Even as a young student, he knew that the path he wanted to tread was the one leading to a professorship. “I knew back then that I needed to have something special on my CV to improve my prospects,” he explains. That “something special” was to be a period of study abroad. “Germany was never the plan. And all I knew about Austria was that it had beautiful scenery,” recalls Amancio, who is from Brazil. It’s a good thing that the researcher loves hiking and thinks that the traditional wine taverns in Austria are “a great concept”, because fate and a professor at his university in Brazil decided to send him not to the UK for a six-month master’s placement, but first to Geesthach near Hamburg in Germany and then to Styria in 2018.
“Six months became 18 years,” Amancio recounts, looking back on his career. “After finishing my master’s I had the opportunity to do my doctorate in Germany.” Having been awarded a grant by the Brazilian government, he was about to start work on the first material samples when the industrial company he was cooperating with made a U-turn. Suddenly the young researcher found himself with promising funding prospects, but without a research topic and an empty lab. “Around that time my supervisor told me about an aircraft manufacturer’s idea for producing lightweight parts out of titanium and carbon fibre reinforced polymer, or CFRP. Totally impossible, I thought. Due to the vastly different melting temperatures, the plastic has already burned well before the metal is just starting to warm up.” A few all-nighters later, Amancio had hit upon his new topic: he opted for his “least crazy idea” and went on to develop friction riveting – a riveting technique for creating joints between metal rivets and plastic by heating rivets by means of friction and pressure to cause plastic deformation. Amancio’s efforts led to a doctorate, as well as the first of his 21 patents. For his dissertation he received his first scientific award from the NORDMETALL Verband der Metall- und Elektroindustrie in Germany. In the course of his career, he received other awards, such as the Georg Sachs Prize from the Association of Foundations for Metals and the Association of the Austrian Non-ferrous Metal Industry.

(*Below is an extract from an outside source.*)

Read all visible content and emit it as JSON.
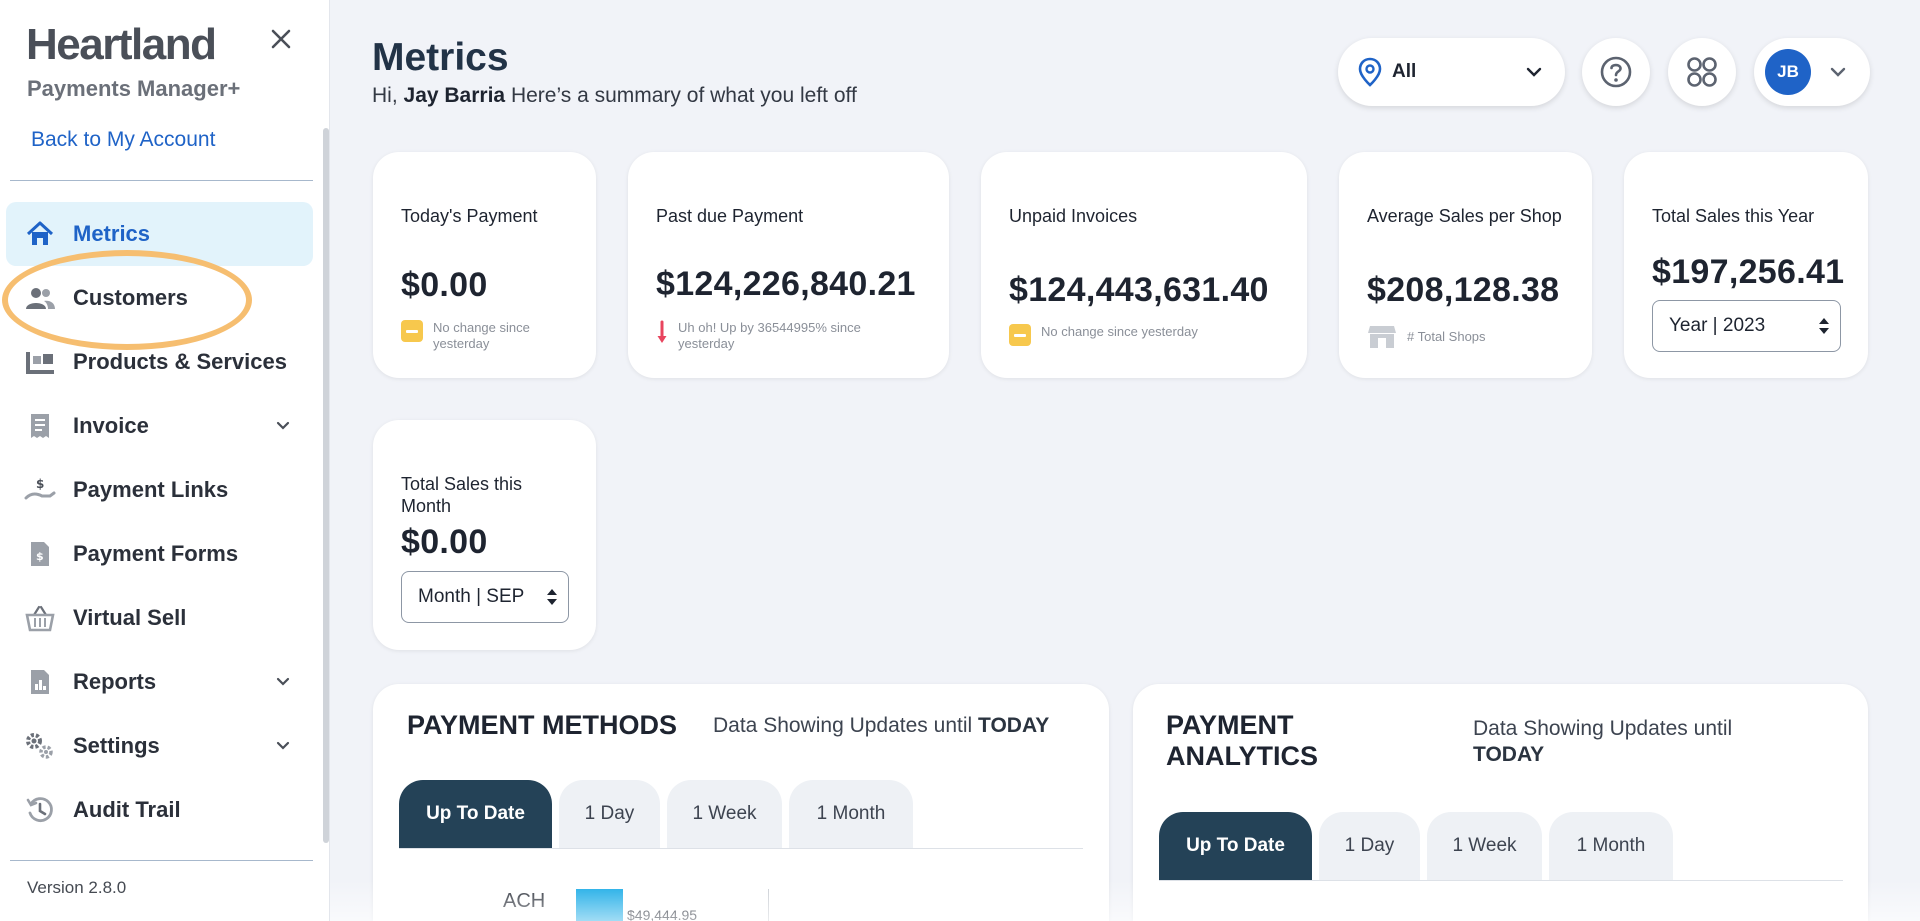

Amancio joined TU Graz in 2018 to take up his BMVIT Endowed Professorship for Aviation. The materials scientist is tasked with stimulating advances in lightweight design and strong macrocomposites made of metal and fibre-reinforced plastics, primarily for aviation industry applications. “Our materials can also be adapted for the automobile industry and for aerospace applications,” says Amancio, before outlining the ultimate goal of his work: “We want to enable the production of lighter parts which will reduce fuel consumption and extend maintenance intervals.”
All about begin involved
Amancio is rarely in the laboratory nowadays: “I do a lot of teaching and as a professor and the deputy head of the institute I have administrative duties to fulfil,” says the researcher, who also represents TU Graz on BMVIT’s aviation strategy advisory committee.
He is keen not to lose touch with new developments in materials research, however, and also wants to provide his students with maximum support: “Whenever I can, I sit down with my PhD students at our big conference table to hear about their progress and the problems they’re tackling. We identify solutions and sketch out new ideas on the big whiteboard in the meeting room,” he explains. “Especially during the first two years, when junior researchers are learning how research works, I think it’s important to be on hand. This helps to motivate these young people and in turn develops their ability to work independently,” says Amancio.
This research area is anchored in the Field of Expertise “Advanced Materials Science”, one of five strategic foci of TU Graz.